It's that time of year again. Leaves are turning brilliant colors, delighting the eye for a few days before saying "ah, what's the point?" and dropping off. Every warm day we have left is a precious gift, a reminder that Temps Fugit.
It is also Invasion Season.
I won't go on about the lady bugs, but they do get worse every year.
No, the main challange to the defense perimeter at Trowelsworthy Hall are the rodents.
Especially chipmunks. They have been particularly insolent this year. Not a single tomato escaped their depredations. So bold have they become that a man sitting on his front porch reasonably expecting to enjoy his pint in undisturbed peace finds them dashing about mere inches away on their antic missions.
And now, now when they sense the approach of icy winter in the rat like core of their beings, they want to come inside and mooch enough BTUs to make it through to spring.
You have to keep all the doors closed or they will just dash on in.
The other day I had the garage door open as I did a minor task. I had picked up an electric lawnmower off the Free Pile on the neighbor's curb. It had a few parts that may come in handy for future projects but the machine proper was a big old slab of plastic. Of the non recycleable sort too if you find irony in that. Most electric lawn mowers tout their virtues as EcoFriendly.
So I am on the driveway sawing this to bits with a menacing Sawzall. I have on my safety glasses (bifocal version) and my hearing protection because this tool is noisy. Also dangerous so I was paying very close attention as the lawnmower was reduced to sawed up bits of Gaia Insulting, EcoUnfriendly parts.

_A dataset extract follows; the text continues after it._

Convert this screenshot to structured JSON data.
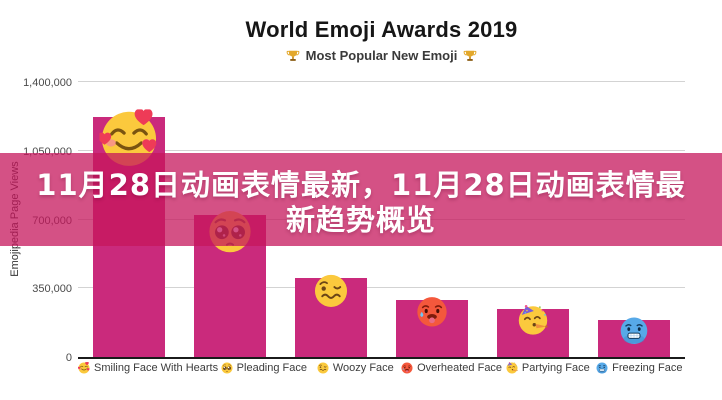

Stepping back I raised my gaze and saw....a chipmunk. He was by my feet perhaps 18 inches away.
Both of us were clearly calculating the odds.
Me: "Shall I power on the saw and give him a good scare?"
Chip: "...ee's bluffin'. I know 'e is. If'n I just lunge at his ankle 'e will be distracted long enough for me to get past 'im. Birdseed....I can smell it in there! 'owsa 'bout a nice warm corner to hibernate in 'til Spring? I can take 'im...I knows it!"
Our eyes locked. I raised the Sawzall suggestively. His little snout wrinkled in disdain but he twitched his tail and ran off. For the moment anyway.